Computer Weekly製品ガイド分断化されたセキュリティリスクを一元管理する方法

デジタル化の時代は組織に新たなリスクをもたらす。従ってセキュリティ対策も連携性を強化する必要がある。

[Cliff Saran,Computer Weekly]
iStock.com/CYCLONEPROJECT

 高いレベルの相互接続性がもたらす恩恵に世界中の組織が目を向け始めている。デジタル化戦略は、同じ組織の分断されたサイロ間および外部パートナーとの関係の両方を横断しながら、ビジネスプロセスのボトルネック解消と切り離されていたプロセス間の橋渡し、さらには情報の自由な流れの実現を目標とする。

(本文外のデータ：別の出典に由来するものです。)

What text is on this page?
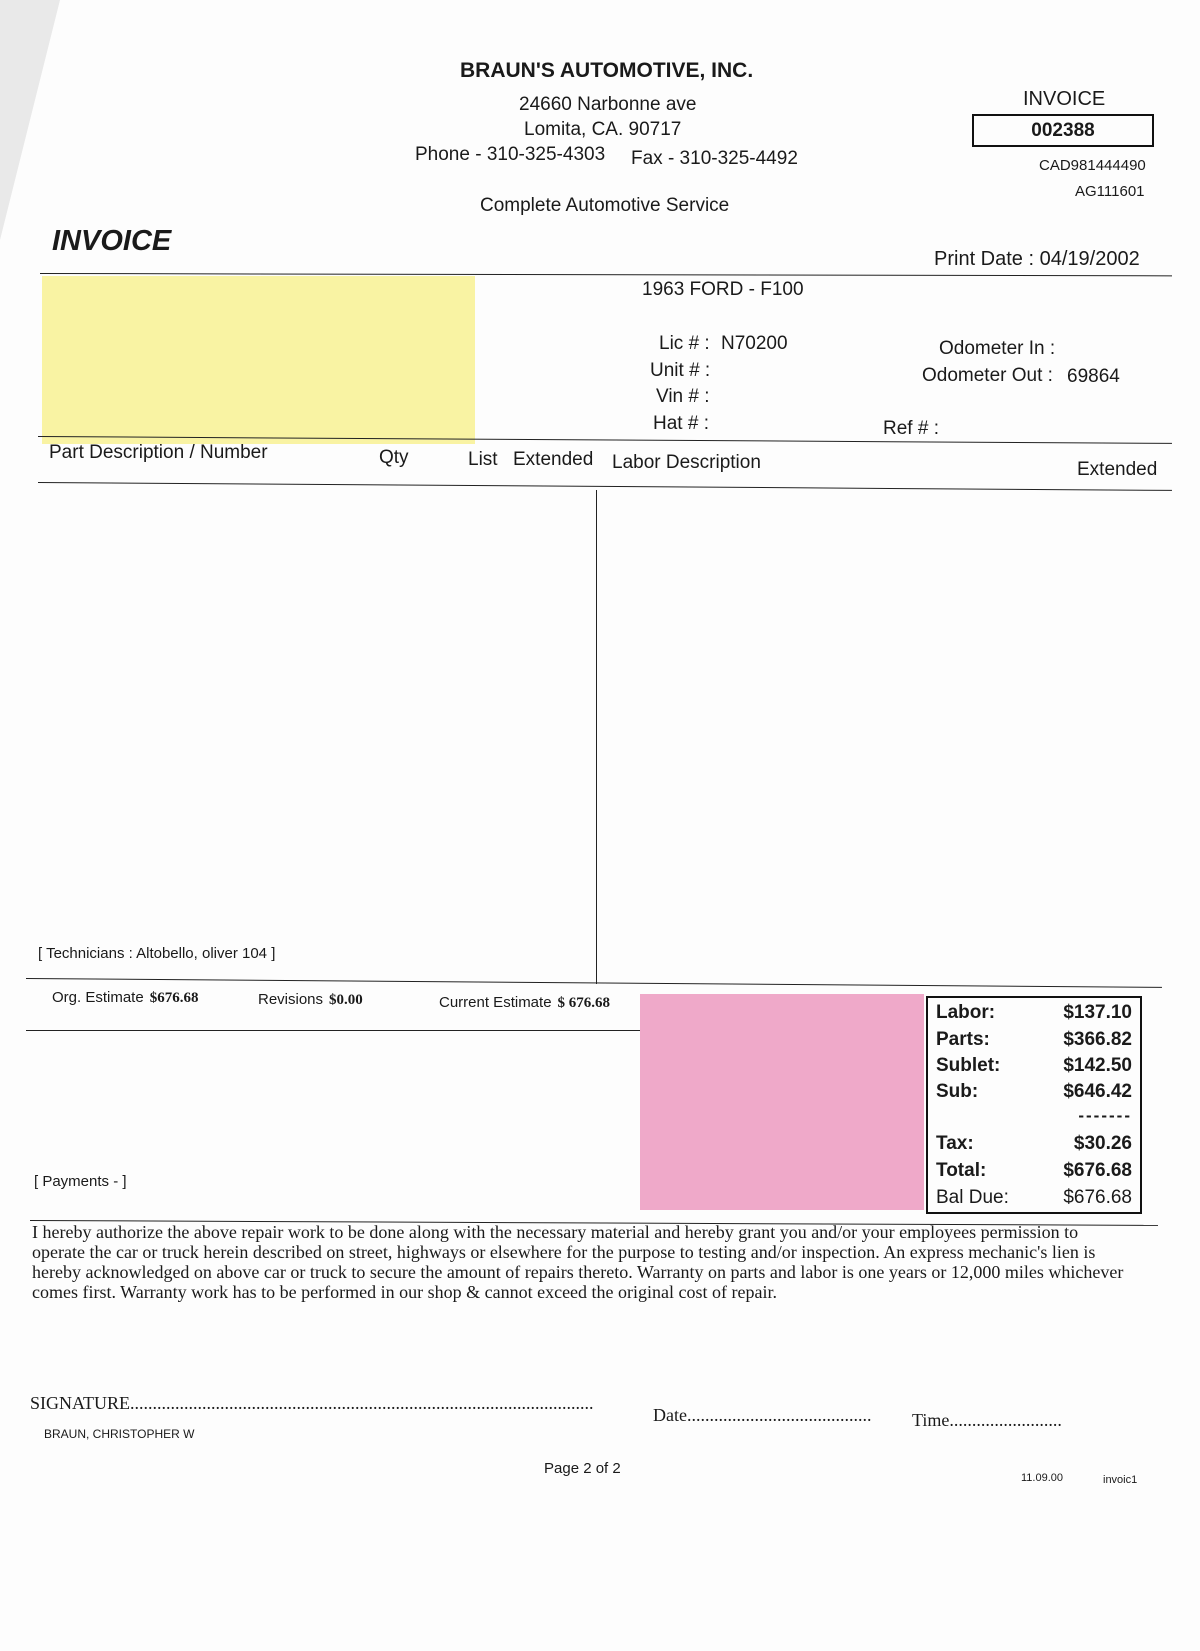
BRAUN'S AUTOMOTIVE, INC.
24660 Narbonne ave
Lomita, CA. 90717
Phone - 310-325-4303 Fax - 310-325-4492
Complete Automotive Service
INVOICE
002388
CAD981444490
AG111601
INVOICE
Print Date : 04/19/2002
1963 FORD - F100
Lic # : N70200
Unit # :
Vin # :
Hat # :	Ref # :
Odometer In :
Odometer Out : 69864
Part Description / Number	Qty	List Extended Labor Description	Extended
[ Technicians : Altobello, oliver 104 ]
Org. Estimate $676.68	Revisions $0.00	Current Estimate $ 676.68
[ Payments - ]
Labor:	$137.10
Parts:	$366.82
Sublet:	$142.50
Sub:	$646.42
-------
Tax:	$30.26
Total:	$676.68
Bal Due:	$676.68
I hereby authorize the above repair work to be done along with the necessary material and hereby grant you and/or your employees permission to operate the car or truck herein described on street, highways or elsewhere for the purpose to testing and/or inspection. An express mechanic's lien is hereby acknowledged on above car or truck to secure the amount of repairs thereto. Warranty on parts and labor is one years or 12,000 miles whichever comes first. Warranty work has to be performed in our shop & cannot exceed the original cost of repair.
SIGNATURE.......................................................................................................
Date......................................... Time.........................
BRAUN, CHRISTOPHER W
Page 2 of 2
11.09.00	invoic1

 ISACA Pune Chapterの元プレジデント、サンディープ・ゴッドボール氏が指摘する通り、技術は対照的な側面、すなわちチャンスとつながる世界のリスクという相反する2つの面を露呈させる。

 チャンスとリスクはさまざまな形で組織に影響を及ぼす。運用面に影響するものもあれば、戦略的影響を与えるものもある。「組織に深い影響を与えるチャンスとリスクをモニターして必要な行動を起こすことが求められる。チャンスをつかむためには、組織構造や技術能力、人材の育成、変化への対応を含む実現の手段を整える必要がある」とゴッドボール氏は指摘する。

 リスクに対応するためには、適切なセキュリティコントロールとリスクを回避するツール、プロセスの導入が必要だ。ゴッドボール氏は言う。「技術によって実現したつながる世界は、組織にリスクとチャンスをもたらす。従って、現代の組織ではセキュリティ対策が重要な役割を果たす。リスクに対応して適切な対策を講じることによって、組織は技術を活用できる。つまり、セキュリティは組織の戦略遂行を可能にする役割を果たす」

 Ovumが実施した調査によると、デジタルリスクに対応するためのアプローチは極めて幅広いことが分かった。Ovumの調査ディレクター、マキシン・ホルト氏は「新しいリスクはデジタル化を拡大した結果だ。ますますつながりが強まるこの世界において、リスク管理のニーズと能力は一つの組織の境界では終わらない」と語る。

 デジタルトランスフォーメーションがもたらすチャンスを無視あるいは阻止することは、情報セキュリティを機能させるための現実的な選択肢ではないとホルト氏は警告する。デジタルリスクは、組織が前進する際に取るべきリスクと同程度に「必須」だと同氏は言う。